Canaux digitaux et qualité de service. Comment l’améliorer par l’externalisation ?

 

Ces dernières années ont été marquées par l’essor des canaux digitaux dans la relation client. Un premier bilan peut être fait sur la qualité de service proposée par les marques Françaises. Ce bilan, nous allons le voir, est assez mitigé et pose la question de l’externalisation de ces modes de contacts.

Omnicanal état des lieux 

Une étude d’Eptica a passé en revue la qualité des services en ligne de 110 marques Françaises de 11 secteurs d’activité. L’étude portait principalement sur l’email, le Chat, Twitter et Facebook. En voici les principaux résultats :

 Seules 6.5% des marques exploitaient l’ensemble de ces 4 modes de contacts, 50% 3 canaux, 34.5 % 2 canaux, 8% un seul canal. Pour les marques utilisant 4 canaux, seules 15 % présentaient une cohérence dans les réponses sur les différents canaux et 14 % n’avaient fourni aucune réponse.

 

Ces résultats illustrent une véritable prise de conscience de l’intérêt de ces modes de contact pour une marque. Cependant, la qualité ne suit pas : les taux de réponse laissent encore à désirer, les délais de réponses sont plus que variables, et la cohérence est faible.

Le Benchmark sur les KPI des Services clients  (Easiware) souligne un décalage entre les objectifs fixés par les marques et leurs atteintes. En effet, entre 30 à 40 % des entreprises n’arrivent pas à atteindre leurs objectifs de délais de réponses sur les différents canaux digitaux. Cet écart nous avait interloqués. La mise en perspective de ces deux études, laisse entrevoir des problèmes organisationnels au sein des entreprises: ressources humaines insuffisantes, formations des équipes, solutions des gestions des flux inadaptées, ou tout simplement manque de volonté des directions.

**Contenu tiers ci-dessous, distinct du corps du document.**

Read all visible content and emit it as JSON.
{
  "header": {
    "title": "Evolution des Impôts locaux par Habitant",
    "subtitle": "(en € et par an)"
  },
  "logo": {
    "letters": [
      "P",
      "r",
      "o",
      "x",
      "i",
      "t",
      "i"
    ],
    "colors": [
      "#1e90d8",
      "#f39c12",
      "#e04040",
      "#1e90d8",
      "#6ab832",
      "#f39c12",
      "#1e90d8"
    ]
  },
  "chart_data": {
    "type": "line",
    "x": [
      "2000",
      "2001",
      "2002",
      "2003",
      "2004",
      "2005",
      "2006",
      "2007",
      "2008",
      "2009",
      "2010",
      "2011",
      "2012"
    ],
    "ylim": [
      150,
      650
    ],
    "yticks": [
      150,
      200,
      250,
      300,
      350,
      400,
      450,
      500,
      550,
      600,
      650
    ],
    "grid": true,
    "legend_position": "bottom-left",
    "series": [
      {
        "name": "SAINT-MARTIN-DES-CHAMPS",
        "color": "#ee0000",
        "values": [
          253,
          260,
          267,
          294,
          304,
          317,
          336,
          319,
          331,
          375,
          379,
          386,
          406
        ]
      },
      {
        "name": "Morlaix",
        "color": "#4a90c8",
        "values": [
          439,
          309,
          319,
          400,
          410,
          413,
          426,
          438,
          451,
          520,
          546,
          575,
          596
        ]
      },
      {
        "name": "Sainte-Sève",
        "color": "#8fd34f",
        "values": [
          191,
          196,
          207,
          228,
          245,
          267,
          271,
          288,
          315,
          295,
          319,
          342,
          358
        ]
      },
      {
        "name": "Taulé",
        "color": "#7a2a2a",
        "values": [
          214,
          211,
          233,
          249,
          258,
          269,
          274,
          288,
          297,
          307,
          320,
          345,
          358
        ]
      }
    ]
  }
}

Une solution pour ces marques est de confier la gestion de ces canaux à des prestataires qui disposent d’effectifs formés et de solutions professionnelles de gestion et de traitement des flux. Pourtant, en 2014 (3 ème baromètre « perspectives de la relation client ») seuls 40 % des 440 directeurs de la relation client interrogés déclaraient externaliser une partie de leurs flux. Encore plus étonnant, l’email ne concernait que 15% des externalisations, le chat 5%, contre 80 % pour le  téléphone.

Alors, pourquoi une telle réticence sur l’externalisation des canaux digitaux ? Voici quelques sources possibles de réticence.

Un prestataire travaille uniquement avec ses propres outils. En réalité, un prestataire peut travailler avec les outils souhaités par son client, notamment pour le CRM. Il peut cependant être source de proposition pour la gestion des flux.

Faire appel à un prestataire demande un programme de formation trop important. Il faut savoir que le donneur d’ordre se charge de la formation initiale (culture de l’entreprise, caractéristiques produit, procédures SAV, outils informatiques …). Les formations spécifiques à la relation client sont réalisées par le prestataire. Enfin, le prestataire gère la formation initiale des nouveaux arrivants, la marque ne réalise ensuite que quelques formations lors de modifications de produits ou de procédures.

Un prestataire est un frein pour le suivi et le contrôle de la qualité. Les solutions actuelles permettent un suivi en temps réel des interactions, de la nature des contacts, de la satisfaction client … quel que soit le canal utilisé. En complément des reportings sont livrés au quotidien, et des analyses supplémentaires sont réalisées pour compléter celles prévues dans le cahier des charges ou pour faire remonter des informations importantes aux différents services de la marque.

Les profils des conseillers sont trop spécifiques et ne sont pas disponibles chez un prestataire. Un prestataire sérieux procède toujours à une sélection spécifique et rigoureuse lorsqu’il se voit confier une nouvelle mission. Il sélectionne des conseillers ayant une bonne connaissance du secteur d’activité du donneur d’ordre puis choisit dans ce panel les personnes présentant des qualités obligatoires pour la mission (orthographe, élocution, attitude …)

Un dernier point à aborder est la flexibilité. C’est un avantage important de l’externalisation. En effet, les canaux digitaux demandent une flexibilité importante des plages horaires et effectifs. La flexibilité est une prérogative du métier d’outsourceur qui est habitué à gérer les modifications de planning des équipes et à optimiser les ressources de manière à toujours répondre à des flux imprévus. En interne, il est toujours plus délicat de faire face à des situations inattendues ou de mettre en place une organisation des équipes parfois complexe.

 Des efforts sont encore à faire par les marques afin d’améliorer la qualité de service des canaux digitaux. Confier une partie de cette gestion à des prestataires est une solution, c’est même un avantage.